ROCKABILLY RULES

ROCKABILLY RULES
The Rockin Johnny B

Tuesday, October 11, 2011

Funny stuff


Beware of that ‘killer’ storm water, Nampa
   I just mailed the check for “storm water” nonsense to the city of Nampa. What an exercise in total futility.
   “Stormwater” — horrors, new discovery — water runs downhill. It no longer soaks into the ground, so charge the people. It’s contaminating everything — the mosquitoes and earwigs and beetles and flies, all other bugs and birds and mice and gophers and wharf rats and pack rats and squirrels and crows and magpies and (we all know how important they are) fish and frogs and fish worms are all being decimated by this uncontrolled doom of “storm water.”
   It could have been labeled rainwater, but that is far too casual.

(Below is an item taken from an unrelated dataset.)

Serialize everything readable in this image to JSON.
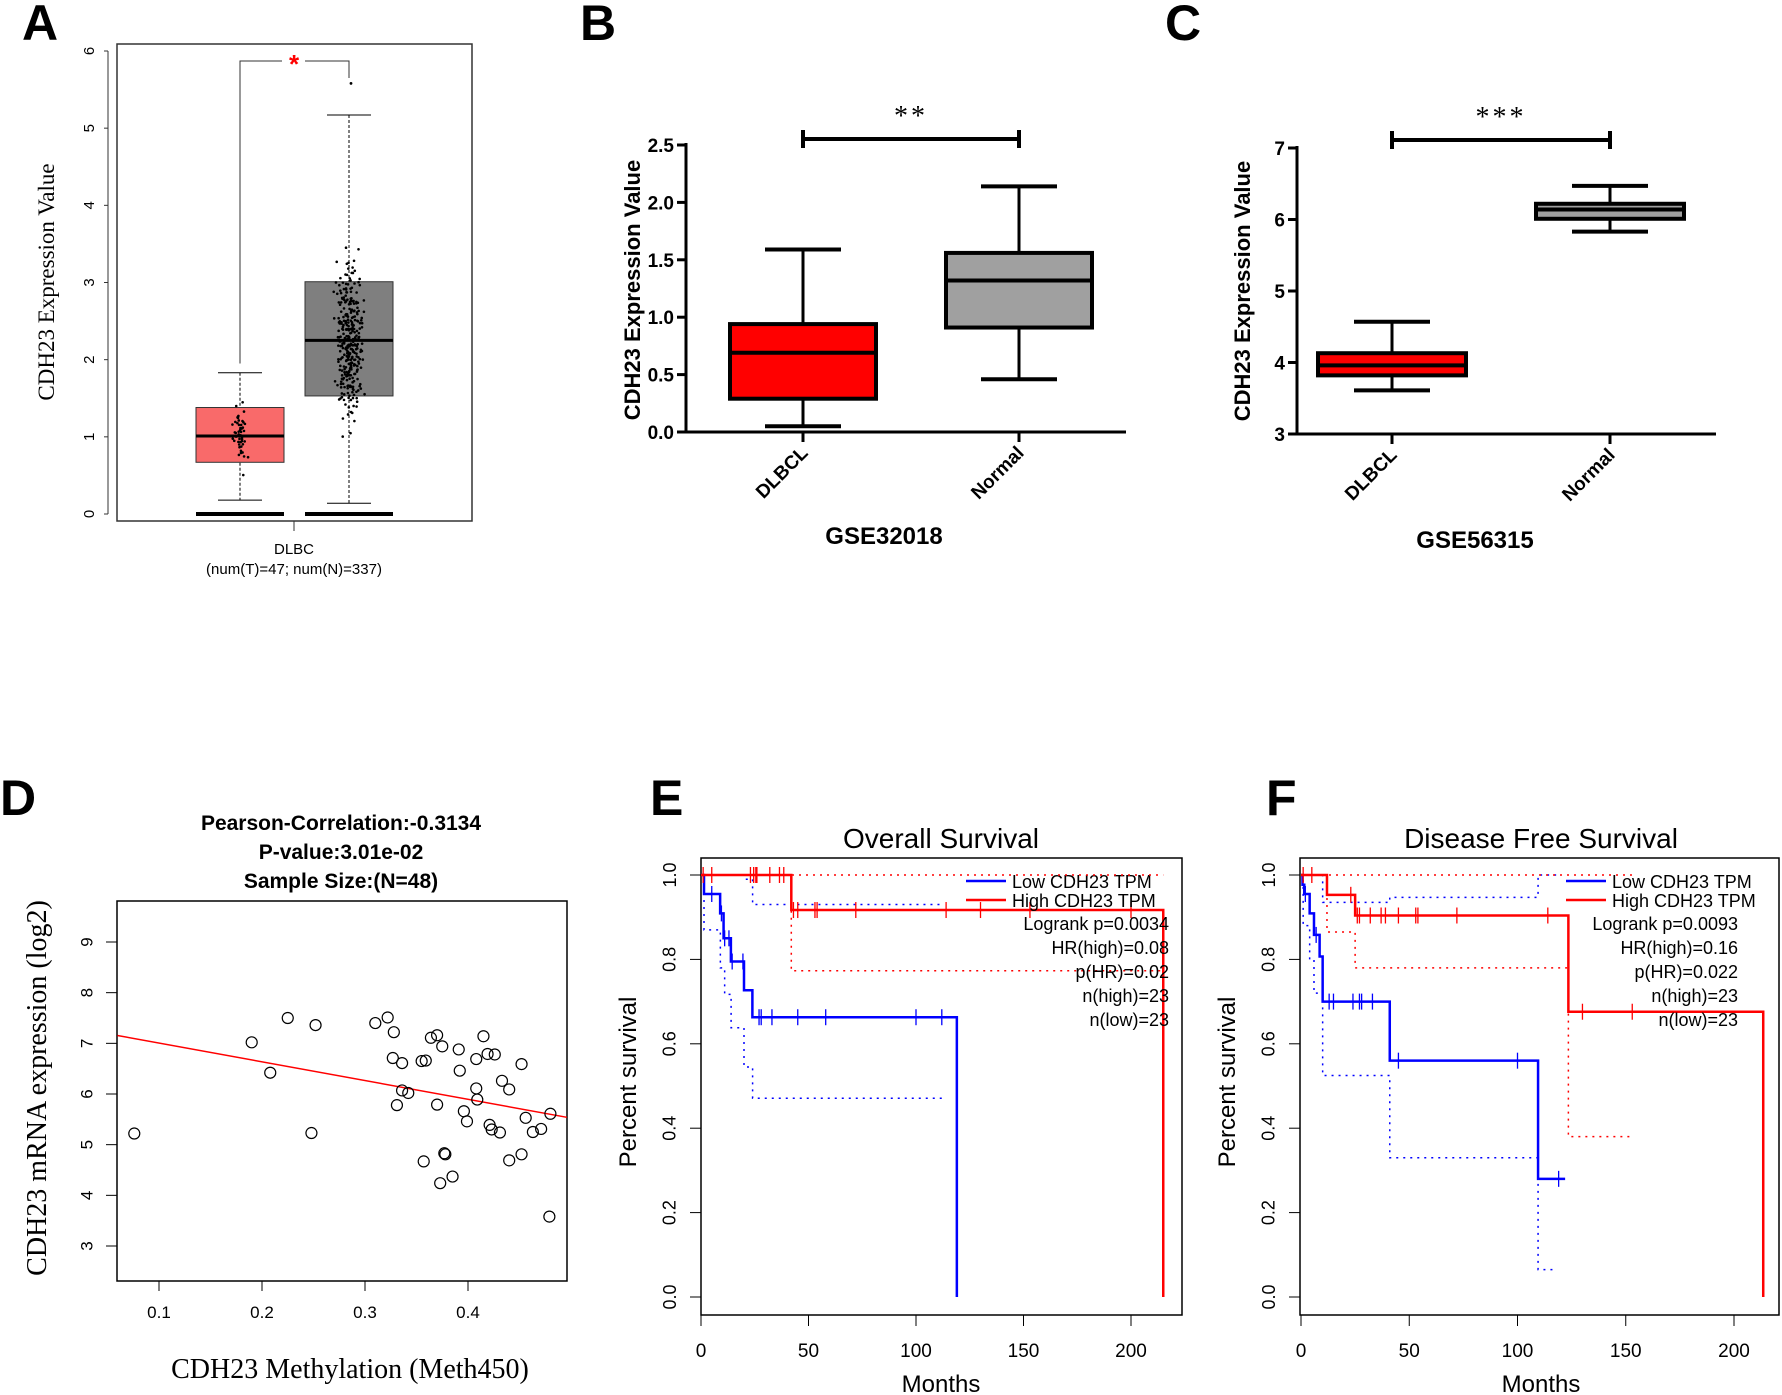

Storm water conjures up much more frightening consequences because this is doomsday en route.
   High desert Nampa — so vulnerable. No time to lose; we must be quick to protect the environment.
   Rain from heaven, formerly called a blessing, is now designated “storm water,” so grab your boots, umbrella, shovel, paddle and whatever else you may need to assuage the waves of turbid and rainy runoff likely to inundate you and your dwelling!
   Oh, by the way, as you’re slogging out the door, bring your “checkbook.” It’s guaranteed to keep you high and dry.
   n Wendell Bartlow, Nampa



Oh Wendell, satire?  Very good m'friend.  I hope people recognize it.